My family and I recently celebrated the 90th birthday of our father, “Freedom Lawyer” John Dorsey Due Jr., and Mom’s dark glasses appeared in photo after family photo. She wore those glasses even indoors because she experienced a sensitivity to light.

As a college student at Northwestern University, when I left an anti-apartheid protest before police moved in for arrests, I called Mom feeling ashamed of myself. I told her I wished I had stayed and gone to jail too.

“Tananarive,” Mom said. “I went to jail so you wouldn’t have to.”

That was what we both wanted to believe. But if Kamala Harris can’t stop this country’s plummet into fascism, many more of us will be painted as criminals as we take up the urgent work of trying to protect ourselves from the hate-driven agenda of Donald Trump, Project 2025, and the oligarchs who believe this nation is only here for their plunder.

Recently, Trump said in a speech that police should have a “day of violence” to keep order in this country, a notion comparable to a nightmare from the horror movie, “The Purge.”

Of course he does. He says he wants to purge the country of immigrants, promising mass deportations. He and the GOP have been unapologetic about racist and reckless statements about Haitian immigrants in Ohio, triggering bomb threats with their orchestrated lies about Haitians eating household pets.

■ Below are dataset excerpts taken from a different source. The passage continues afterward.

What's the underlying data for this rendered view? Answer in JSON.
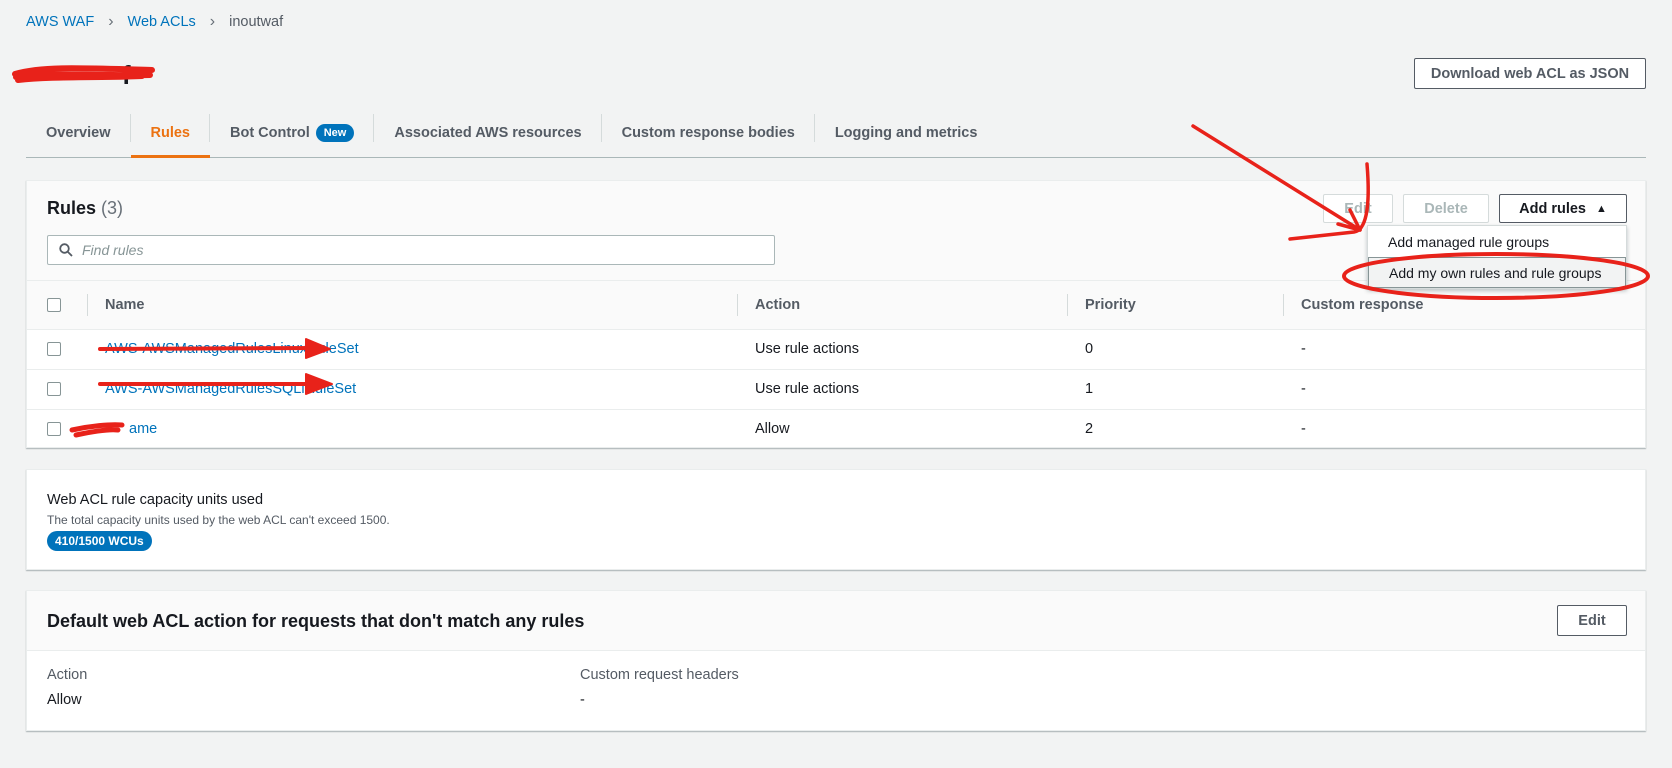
{
  "breadcrumb": {
    "item1": "AWS WAF",
    "item2": "Web ACLs",
    "current": "inoutwaf"
  },
  "page": {
    "title": "f",
    "download_label": "Download web ACL as JSON"
  },
  "tabs": [
    {
      "label": "Overview"
    },
    {
      "label": "Rules",
      "active": true
    },
    {
      "label": "Bot Control",
      "badge": "New"
    },
    {
      "label": "Associated AWS resources"
    },
    {
      "label": "Custom response bodies"
    },
    {
      "label": "Logging and metrics"
    }
  ],
  "rules": {
    "title": "Rules",
    "count": "(3)",
    "search_placeholder": "Find rules",
    "edit_label": "Edit",
    "delete_label": "Delete",
    "add_label": "Add rules",
    "menu": {
      "item1": "Add managed rule groups",
      "item2": "Add my own rules and rule groups"
    },
    "columns": {
      "name": "Name",
      "action": "Action",
      "priority": "Priority",
      "custom_response": "Custom response"
    },
    "rows": [
      {
        "name": "AWS-AWSManagedRulesLinuxRuleSet",
        "action": "Use rule actions",
        "priority": "0",
        "custom_response": "-"
      },
      {
        "name": "AWS-AWSManagedRulesSQLiRuleSet",
        "action": "Use rule actions",
        "priority": "1",
        "custom_response": "-"
      },
      {
        "name": "ame",
        "action": "Allow",
        "priority": "2",
        "custom_response": "-"
      }
    ]
  },
  "wcu": {
    "title": "Web ACL rule capacity units used",
    "description": "The total capacity units used by the web ACL can't exceed 1500.",
    "badge": "410/1500 WCUs"
  },
  "default_action": {
    "title": "Default web ACL action for requests that don't match any rules",
    "edit_label": "Edit",
    "action_label": "Action",
    "action_value": "Allow",
    "headers_label": "Custom request headers",
    "headers_value": "-"
  },
  "colors": {
    "link": "#0073bb",
    "active_tab": "#ec7211",
    "annotation": "#e8221a"
  }
}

Trump’s history of corruption, criminality and insurrection makes him a monstrous threat to our democracy. And we don’t just have to imagine how horrific a Trump presidency would be; we’ve witnessed it before.

Only this time, his rogue administration will have the power of his Supreme Court enablers behind him. The same Supreme Court that overturned Roe v. Wade. The same Supreme Court that could be tasked with deciding this election after MAGA’s relentless assault on truth and voting rights.

The lies about soaring crime rates and “voting irregularities” always point solidly back to Black and brown communities, because, after all, MAGA does not consider us to be “real” Americans.

And under MAGA, women will be robbed of reproductive choices that affect their own bodies and futures. Women such as Candi Miller and Amber Nicole Thurman in Georgia already have died because they couldn’t access legal abortions under Georgia’s six-week abortion ban.

Kamala Harris represents a new direction forward. Instead of trying to limit and privatize Medicare benefits under Trump’s Project 2025, this week Vice President Harris announced her intention to expand Medicare benefits to include home health care for the elderly — a policy that would relieve untold numbers of voters from the crushing financial impact of nursing our aging parents.

Parents like my 90-year-old father. Parents and grandparents like yours.

Horror fans know there are two types of protagonists in typical horror movies: those who freeze and trip and fall, and those who fight back. In some ways, that’s the whole point of a horror story to me — that moment when a group of campers or a family on vacation finally realizes they’re up against something dangerous, and they come up with a plan to fight.

That’s why the horror community is standing up with Scare Up the Vote. We’re going to talk about why we love horror ― and why we support Kamala Harris in this election. We won’t go back.